Se cristalizó así una de aquellas frases que le dan un sentimiento definitivo a su poesía: “La muerte ha restituido al silencio su prestigio hechizante.” Formas de decir nuevas, una profundidad por momentos inasible que desde la identidad femenina resultan apabullantes: “Recuerdo mi niñez /  cuando yo era una anciana /  Las flores morían en mis manos /  porque la danza salvaje de la alegría /  les destruía el corazón. /  Recuerdo las negras mañanas de sol /  cuando era niña /  es decir ayer /  es decir hace siglos”.

Se inscribe en la corriente neosurrealista, con influencias del simbolismo y el romanticismo, pero siempre con un timbre único. Leerla es una especie de invocación,  “entre extravíos e iluminaciones”. Fue cercana a Julio Cortázar y en su estancia en París conoció a Octavio Paz, cuya mirada lúcida percibió de inmediato a la escritora fuera de lo común, lo que le valió que el futuro Nobel escribiera en 1962 el prólogo de Árbol de Diana, que junto con Los trabajos y las noches y Extracción de la piedra de la locura, publicados en 1965 y 1968, representan la consagración de su voz personalísima.

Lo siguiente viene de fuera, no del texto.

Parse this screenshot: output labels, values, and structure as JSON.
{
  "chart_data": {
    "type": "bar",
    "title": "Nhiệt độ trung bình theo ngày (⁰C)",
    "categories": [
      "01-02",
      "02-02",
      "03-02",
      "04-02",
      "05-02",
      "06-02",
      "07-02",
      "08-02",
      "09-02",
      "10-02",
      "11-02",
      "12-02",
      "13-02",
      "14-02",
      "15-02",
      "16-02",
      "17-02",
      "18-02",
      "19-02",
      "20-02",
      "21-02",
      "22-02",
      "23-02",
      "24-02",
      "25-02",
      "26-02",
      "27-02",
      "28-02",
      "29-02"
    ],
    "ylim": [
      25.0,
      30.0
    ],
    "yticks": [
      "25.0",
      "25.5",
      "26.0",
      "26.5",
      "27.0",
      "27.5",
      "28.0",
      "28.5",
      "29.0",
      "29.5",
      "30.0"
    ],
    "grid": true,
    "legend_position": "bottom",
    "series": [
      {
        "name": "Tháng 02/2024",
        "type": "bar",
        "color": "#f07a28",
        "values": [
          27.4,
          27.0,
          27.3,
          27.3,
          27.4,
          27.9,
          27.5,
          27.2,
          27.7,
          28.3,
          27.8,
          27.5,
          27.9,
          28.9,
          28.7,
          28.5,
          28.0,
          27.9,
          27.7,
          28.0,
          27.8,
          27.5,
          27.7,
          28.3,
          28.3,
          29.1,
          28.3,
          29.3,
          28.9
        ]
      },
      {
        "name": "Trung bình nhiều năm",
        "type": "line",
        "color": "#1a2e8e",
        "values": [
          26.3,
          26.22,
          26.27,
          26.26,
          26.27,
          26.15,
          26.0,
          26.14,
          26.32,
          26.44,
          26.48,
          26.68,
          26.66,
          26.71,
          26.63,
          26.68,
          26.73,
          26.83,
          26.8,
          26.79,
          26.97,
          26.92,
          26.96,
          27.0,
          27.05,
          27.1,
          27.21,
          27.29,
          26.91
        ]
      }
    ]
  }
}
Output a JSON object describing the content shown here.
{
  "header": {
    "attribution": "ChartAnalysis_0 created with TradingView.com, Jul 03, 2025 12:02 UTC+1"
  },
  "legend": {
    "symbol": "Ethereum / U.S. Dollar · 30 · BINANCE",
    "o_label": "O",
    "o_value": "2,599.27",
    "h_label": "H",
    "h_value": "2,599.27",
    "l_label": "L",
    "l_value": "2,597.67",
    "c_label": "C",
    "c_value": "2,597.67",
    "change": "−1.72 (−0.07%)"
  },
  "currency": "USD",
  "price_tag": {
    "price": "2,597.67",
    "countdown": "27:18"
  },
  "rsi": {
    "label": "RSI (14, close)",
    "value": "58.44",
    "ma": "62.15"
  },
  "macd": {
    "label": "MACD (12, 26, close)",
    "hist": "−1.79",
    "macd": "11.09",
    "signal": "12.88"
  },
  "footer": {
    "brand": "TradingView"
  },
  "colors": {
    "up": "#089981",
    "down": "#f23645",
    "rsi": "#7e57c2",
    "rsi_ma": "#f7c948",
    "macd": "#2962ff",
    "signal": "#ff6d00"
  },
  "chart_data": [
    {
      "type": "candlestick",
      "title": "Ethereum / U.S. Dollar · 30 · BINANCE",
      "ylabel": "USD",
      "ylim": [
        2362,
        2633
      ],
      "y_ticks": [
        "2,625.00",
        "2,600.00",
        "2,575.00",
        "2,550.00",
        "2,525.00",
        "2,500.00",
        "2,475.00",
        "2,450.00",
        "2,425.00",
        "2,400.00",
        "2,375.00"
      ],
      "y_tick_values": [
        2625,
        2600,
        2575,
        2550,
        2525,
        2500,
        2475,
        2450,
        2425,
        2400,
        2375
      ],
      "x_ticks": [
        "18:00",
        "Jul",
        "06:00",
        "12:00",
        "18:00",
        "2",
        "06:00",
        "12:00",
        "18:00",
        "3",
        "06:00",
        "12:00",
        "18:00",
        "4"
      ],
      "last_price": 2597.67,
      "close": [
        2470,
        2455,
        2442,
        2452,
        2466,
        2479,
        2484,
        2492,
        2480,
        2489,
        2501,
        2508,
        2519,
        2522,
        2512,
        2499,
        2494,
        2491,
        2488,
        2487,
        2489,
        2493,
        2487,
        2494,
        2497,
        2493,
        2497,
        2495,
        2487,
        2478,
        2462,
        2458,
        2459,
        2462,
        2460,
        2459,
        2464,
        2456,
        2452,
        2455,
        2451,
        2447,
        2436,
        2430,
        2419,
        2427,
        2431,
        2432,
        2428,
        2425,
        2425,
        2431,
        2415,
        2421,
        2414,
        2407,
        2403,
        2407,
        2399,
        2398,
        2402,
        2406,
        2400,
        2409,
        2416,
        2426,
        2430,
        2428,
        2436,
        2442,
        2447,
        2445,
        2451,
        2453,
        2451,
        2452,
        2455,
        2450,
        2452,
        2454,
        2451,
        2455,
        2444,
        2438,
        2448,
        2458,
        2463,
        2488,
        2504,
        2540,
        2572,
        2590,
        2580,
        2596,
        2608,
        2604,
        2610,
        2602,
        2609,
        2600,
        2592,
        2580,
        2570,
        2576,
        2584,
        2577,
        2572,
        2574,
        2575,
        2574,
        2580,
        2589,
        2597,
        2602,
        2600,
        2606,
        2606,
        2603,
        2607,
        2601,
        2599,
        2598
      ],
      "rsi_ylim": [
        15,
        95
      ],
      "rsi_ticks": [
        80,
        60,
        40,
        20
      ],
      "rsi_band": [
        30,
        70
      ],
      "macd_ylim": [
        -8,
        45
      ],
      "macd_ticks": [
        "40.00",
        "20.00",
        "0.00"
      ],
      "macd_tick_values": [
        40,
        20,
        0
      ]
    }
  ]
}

Influenciada primero por Antonio Porchia, algunos críticos creen escuchar en su palabra resonancias de Isidore Ducasse, autor, bajo el pseudónimo de Conde de Lautréamont, de los Cantos de Maldoror, así como afinidades con André Bretón, quien convocaba a la lucidez.

No obstante la fugacidad casi de relámpago de su vida, su obra es prolija, contrastante y de una originalidad que la convierte en un isla poética  que se dice es  irrepetible y no tiene seguidores. Es ella misma: “Yo considero que el verdadero lenguaje surge de una misma, del mismo ser, sin rebuscamientos…”.

Hija de inmigrantes judíos de Rusia y Eslovaquia, su familia fue aniquilada por nazis y estalinistas, lo que la alejó de la política como el agua y el aceite. Paradójicamente, fue ante todo una rebelde que encontró su propia voz sobreponiéndose al ruido del mundo: 

“Aunque ser mujer no me impide escribir, creo que vale la pena partir de una lucidez exasperada. De este modo, afirmo que haber nacido mujer es una desgracia, como lo es ser judío, ser pobre, ser negro, ser homosexual, ser poeta, ser argentino, etc. Claro es que lo importante es aquello que hacemos con nuestras desgracias”.